TOKYO  -   Japanese moviegoers finally got the chance to see “Oppenheimer” this weekend, eight months after the biopic’s worldwide release, following concerns over how it might be received in the only country to directly experience the horror of nuclear weapons. The Oscar-winning blockbuster by British-American director Christopher Nolan was one of 2023’s most successful films and its joint release on the same weekend as “Barbie” created a global movie spectacle dubbed “Barbenheimer.” But that framing left many Japanese people feeling uncomfortable as did the painful content of a movie that centers on the devastating technology unleashed by J. Robert Oppenheimer and his team of scientists. Some in Japan felt that the unofficial “Barbenheimer” marketing campaign trivialized the 1945 nuclear attacks on Hiroshima and Nagasaki, and studio Universal Pictures opted not to include the country in its global release rollout last July. The three-hour biopic has broken several records since its release last year, becoming the highest-grossing movie set during World War II, according to Universal. In Japan, it ranked fourth at the box office following its release Friday, according to industry tracker Kogyo Tsushinsha, raking in 379 million yen ($2.5 million) in its first three days. As part of its promotional campaign, Universal sought the views of atomic bomb survivor Tomonaga Masao, who is the president of a Nagasaki-based “hibakusha” group — the name survivors call themselves.
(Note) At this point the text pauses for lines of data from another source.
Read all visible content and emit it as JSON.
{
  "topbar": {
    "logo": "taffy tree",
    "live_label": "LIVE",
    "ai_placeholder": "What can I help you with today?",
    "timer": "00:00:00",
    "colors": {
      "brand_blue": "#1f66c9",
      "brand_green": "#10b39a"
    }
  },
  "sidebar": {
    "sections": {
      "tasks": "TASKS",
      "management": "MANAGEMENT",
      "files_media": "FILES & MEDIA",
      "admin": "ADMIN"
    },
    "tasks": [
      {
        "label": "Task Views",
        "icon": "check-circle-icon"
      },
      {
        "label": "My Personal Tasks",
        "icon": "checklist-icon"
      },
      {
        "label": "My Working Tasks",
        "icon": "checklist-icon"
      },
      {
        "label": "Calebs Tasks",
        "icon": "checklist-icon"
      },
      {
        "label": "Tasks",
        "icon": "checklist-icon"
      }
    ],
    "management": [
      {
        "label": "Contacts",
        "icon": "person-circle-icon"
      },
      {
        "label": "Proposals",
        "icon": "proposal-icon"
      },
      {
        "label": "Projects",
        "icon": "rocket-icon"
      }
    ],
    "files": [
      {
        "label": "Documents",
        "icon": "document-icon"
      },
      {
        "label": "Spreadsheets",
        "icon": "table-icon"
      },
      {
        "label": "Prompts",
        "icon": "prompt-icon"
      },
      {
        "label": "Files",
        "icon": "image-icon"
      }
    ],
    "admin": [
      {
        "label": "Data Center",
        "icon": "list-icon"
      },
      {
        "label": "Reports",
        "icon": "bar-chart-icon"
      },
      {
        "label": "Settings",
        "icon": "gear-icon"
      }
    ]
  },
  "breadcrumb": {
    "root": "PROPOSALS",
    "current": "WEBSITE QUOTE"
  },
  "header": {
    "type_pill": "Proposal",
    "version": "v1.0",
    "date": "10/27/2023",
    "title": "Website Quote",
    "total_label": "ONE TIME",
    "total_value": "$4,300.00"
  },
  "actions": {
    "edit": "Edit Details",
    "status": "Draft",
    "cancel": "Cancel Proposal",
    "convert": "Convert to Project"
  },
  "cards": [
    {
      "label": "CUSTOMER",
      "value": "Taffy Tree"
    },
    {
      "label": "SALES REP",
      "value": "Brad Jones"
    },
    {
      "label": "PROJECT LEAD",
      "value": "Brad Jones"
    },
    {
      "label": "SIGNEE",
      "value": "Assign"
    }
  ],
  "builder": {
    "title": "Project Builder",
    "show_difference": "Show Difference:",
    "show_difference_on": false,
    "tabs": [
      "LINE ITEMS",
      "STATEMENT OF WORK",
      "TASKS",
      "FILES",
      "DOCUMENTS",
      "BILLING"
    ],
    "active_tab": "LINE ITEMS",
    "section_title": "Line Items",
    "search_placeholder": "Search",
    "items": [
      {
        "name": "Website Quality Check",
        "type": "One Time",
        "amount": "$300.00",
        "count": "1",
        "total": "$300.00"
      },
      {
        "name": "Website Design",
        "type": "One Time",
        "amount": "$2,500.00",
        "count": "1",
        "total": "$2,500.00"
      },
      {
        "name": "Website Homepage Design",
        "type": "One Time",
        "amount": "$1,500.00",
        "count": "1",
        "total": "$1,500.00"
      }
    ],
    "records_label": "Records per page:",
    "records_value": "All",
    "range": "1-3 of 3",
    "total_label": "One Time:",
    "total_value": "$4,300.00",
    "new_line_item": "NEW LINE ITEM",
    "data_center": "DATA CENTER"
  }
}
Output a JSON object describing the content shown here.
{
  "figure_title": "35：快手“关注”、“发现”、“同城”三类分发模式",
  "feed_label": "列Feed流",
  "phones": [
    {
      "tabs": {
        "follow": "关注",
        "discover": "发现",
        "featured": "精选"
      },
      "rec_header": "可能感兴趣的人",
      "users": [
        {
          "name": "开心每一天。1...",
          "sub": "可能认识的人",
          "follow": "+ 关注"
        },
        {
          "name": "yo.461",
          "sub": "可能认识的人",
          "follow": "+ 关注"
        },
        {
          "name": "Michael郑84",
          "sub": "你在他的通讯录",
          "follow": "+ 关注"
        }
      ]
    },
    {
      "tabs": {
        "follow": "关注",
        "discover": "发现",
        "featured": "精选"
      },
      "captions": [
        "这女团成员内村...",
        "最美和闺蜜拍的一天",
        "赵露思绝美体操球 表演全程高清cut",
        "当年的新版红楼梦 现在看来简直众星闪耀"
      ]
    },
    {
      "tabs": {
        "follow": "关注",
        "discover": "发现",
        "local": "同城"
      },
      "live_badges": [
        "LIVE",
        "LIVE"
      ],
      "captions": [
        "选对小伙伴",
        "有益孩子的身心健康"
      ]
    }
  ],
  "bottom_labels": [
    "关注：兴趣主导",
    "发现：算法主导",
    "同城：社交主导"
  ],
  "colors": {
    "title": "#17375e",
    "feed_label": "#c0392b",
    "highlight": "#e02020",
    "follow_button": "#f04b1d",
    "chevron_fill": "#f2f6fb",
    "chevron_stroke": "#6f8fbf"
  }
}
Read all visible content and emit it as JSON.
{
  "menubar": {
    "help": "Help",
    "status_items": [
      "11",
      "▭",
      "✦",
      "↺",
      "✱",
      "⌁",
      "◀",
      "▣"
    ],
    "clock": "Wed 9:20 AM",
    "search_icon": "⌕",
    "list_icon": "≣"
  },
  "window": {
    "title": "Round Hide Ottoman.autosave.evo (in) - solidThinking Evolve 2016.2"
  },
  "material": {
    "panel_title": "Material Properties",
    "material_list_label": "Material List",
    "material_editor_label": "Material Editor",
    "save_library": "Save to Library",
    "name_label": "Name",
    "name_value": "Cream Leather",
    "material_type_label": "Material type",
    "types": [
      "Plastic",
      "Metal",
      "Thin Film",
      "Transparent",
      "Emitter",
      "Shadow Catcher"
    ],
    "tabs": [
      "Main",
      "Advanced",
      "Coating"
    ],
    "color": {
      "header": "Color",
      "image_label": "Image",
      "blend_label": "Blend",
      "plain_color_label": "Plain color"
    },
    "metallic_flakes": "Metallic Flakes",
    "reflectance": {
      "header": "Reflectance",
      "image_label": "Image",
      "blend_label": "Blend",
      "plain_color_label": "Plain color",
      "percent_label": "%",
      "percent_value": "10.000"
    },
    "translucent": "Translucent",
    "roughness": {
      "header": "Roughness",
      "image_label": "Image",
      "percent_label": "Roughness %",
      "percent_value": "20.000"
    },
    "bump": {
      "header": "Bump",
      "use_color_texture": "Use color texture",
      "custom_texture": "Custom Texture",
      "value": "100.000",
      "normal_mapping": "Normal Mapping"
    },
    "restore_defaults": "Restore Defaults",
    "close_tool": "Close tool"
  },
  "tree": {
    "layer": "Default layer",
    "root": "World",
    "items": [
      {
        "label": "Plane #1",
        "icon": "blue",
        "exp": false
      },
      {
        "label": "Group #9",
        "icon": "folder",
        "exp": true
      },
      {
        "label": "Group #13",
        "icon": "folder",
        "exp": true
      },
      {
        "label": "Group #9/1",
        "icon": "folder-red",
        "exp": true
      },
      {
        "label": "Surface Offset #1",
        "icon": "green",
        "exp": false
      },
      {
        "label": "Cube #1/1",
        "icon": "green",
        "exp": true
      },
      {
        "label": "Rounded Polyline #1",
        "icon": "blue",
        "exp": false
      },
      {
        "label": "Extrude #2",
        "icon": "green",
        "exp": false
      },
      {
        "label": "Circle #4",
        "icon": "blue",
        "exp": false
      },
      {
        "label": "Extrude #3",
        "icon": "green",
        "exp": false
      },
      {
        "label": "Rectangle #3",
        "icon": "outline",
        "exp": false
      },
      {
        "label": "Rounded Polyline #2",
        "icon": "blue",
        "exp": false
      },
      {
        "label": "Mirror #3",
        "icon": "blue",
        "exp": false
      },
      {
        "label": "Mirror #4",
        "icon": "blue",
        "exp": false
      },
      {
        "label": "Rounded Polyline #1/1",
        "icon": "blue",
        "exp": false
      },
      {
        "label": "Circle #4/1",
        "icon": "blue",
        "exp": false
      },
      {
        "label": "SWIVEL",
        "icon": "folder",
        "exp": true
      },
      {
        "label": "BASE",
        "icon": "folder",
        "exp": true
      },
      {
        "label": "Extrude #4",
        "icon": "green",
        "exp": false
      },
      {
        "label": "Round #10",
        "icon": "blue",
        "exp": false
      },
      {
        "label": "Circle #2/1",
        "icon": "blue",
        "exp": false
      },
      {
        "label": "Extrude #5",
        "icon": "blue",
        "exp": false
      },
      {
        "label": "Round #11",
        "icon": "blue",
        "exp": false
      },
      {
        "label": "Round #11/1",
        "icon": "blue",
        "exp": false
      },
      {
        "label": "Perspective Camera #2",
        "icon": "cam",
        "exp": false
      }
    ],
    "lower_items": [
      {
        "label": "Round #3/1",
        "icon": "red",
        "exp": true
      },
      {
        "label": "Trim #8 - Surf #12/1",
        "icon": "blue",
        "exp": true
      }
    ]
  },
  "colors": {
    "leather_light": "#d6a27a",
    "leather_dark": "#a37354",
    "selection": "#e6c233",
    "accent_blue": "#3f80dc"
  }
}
In quotes published on the movie’s official Japanese website, Masao said could feel the titular character’s struggle in the latter part of the film, when Oppenheimer begins to push back against the nuclear arms race that emerges after the war. “This is… connected to the fundamental problem of the world today, where a nuclear-free world is becoming more and more distant,” he is quoted as saying. “Here we sense Nolan’s hidden message of pursuing the responsibility of politicians,” he added. Former Hiroshima Mayor Hiraoka Takashi is meanwhile quoted saying that he saw “a man full of contradictions,” whose scientific work was weaponized by the state and whose warning against downplaying the threat of nuclear war was later ignored by those same authorities. “The atmosphere of those days still fills our world today,” he said, adding: “I would like to watch it again and think about what a nation that believes in nuclear deterrence is.”